I offered both cigarettes when I saw her stamping out what little flame remained attached to a filter against the cracked pavement. They didn’t hesitate or question my generosity, probably because smoking another was so much preferred to the chore of hoisting bag after leaky garbage bag up into the dumpster. They’d been working the buffet service at this hotel for almost a decade although neither one could pinpoint when they’d actually started. I learned that they were from the East Coast and had relocated here years ago. First him, then she joined shortly after like they’d planned. They’d been married, but now they weren’t because they were different people from who they used to be.
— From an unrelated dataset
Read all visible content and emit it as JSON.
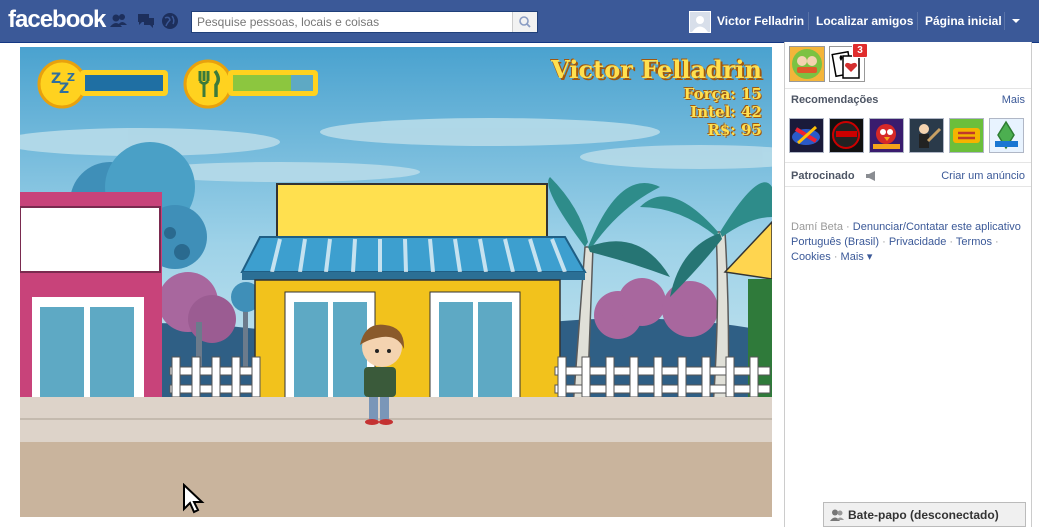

Confusing the situation was the odd fact that they’d always remained a romantic couple- married or otherwise.

I learned it wasn’t important what they were escaping from. I learned that when she got comfortable and rolled up her sleeves my eyes lingered far too long on the scar tissue above her wrists. I learned from the unceremonious way she turned her back and began shot-putting the trash bags, lit cigarette dangling from her lips, that I’d never get the chance to ask about his black eye. It was healing into that strange purplish green you could see on the scrapped potatoes she was hurtling up and over the dumpster’s large metal lip. He didn’t bother to help and instead thanked me for the cigarette. He didn’t bother to let me know they needed to get back to work either. He did, however, make it clear that I needed to move on with a hand gesture that started as a wave and ended with him pointing to far the fuck away from here while he looked back at her.
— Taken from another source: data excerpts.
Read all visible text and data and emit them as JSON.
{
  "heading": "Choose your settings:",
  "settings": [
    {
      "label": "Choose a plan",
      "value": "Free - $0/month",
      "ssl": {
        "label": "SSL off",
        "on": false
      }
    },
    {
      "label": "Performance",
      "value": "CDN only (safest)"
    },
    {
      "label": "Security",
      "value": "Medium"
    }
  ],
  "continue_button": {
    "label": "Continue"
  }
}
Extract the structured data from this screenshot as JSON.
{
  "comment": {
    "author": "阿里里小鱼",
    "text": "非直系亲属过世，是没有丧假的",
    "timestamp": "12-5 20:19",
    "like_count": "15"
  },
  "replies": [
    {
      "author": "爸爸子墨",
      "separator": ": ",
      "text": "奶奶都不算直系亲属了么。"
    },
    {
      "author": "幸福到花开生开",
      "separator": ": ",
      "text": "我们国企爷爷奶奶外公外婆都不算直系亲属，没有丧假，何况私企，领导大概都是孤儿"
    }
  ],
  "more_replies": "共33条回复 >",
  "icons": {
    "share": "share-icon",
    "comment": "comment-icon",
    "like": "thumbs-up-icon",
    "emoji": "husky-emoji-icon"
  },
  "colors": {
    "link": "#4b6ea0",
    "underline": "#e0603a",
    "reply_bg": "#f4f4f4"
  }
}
I’d gone to the middle of nowhere and found myself exactly there, in the middle of nowhere. I’d failed as a journalist but felt surprisingly upbeat about my own humanity. I was more alone than the people I tried to meet, but far less lonely. Better put, far less committed to becoming and remaining lonely. I could not relate well to this place or its people. And I don’t recommend anyone visit either. God forbid you might find out that you do fit in to the charmless scheme they’ve established here. There are plenty of destinations in America and abroad that bother to smatter in some grace or the illusion of grace for visitors to gawk at and photograph. The here that is nowhere is not much more than a fortress built upon the guile that’s been dragging us all down since the modern separated our minds form our bodies. There is simply no way to provide an honest, illuminating account for a place located in the darkness of self-deception. I’m afraid this is all you get because this is all I saw.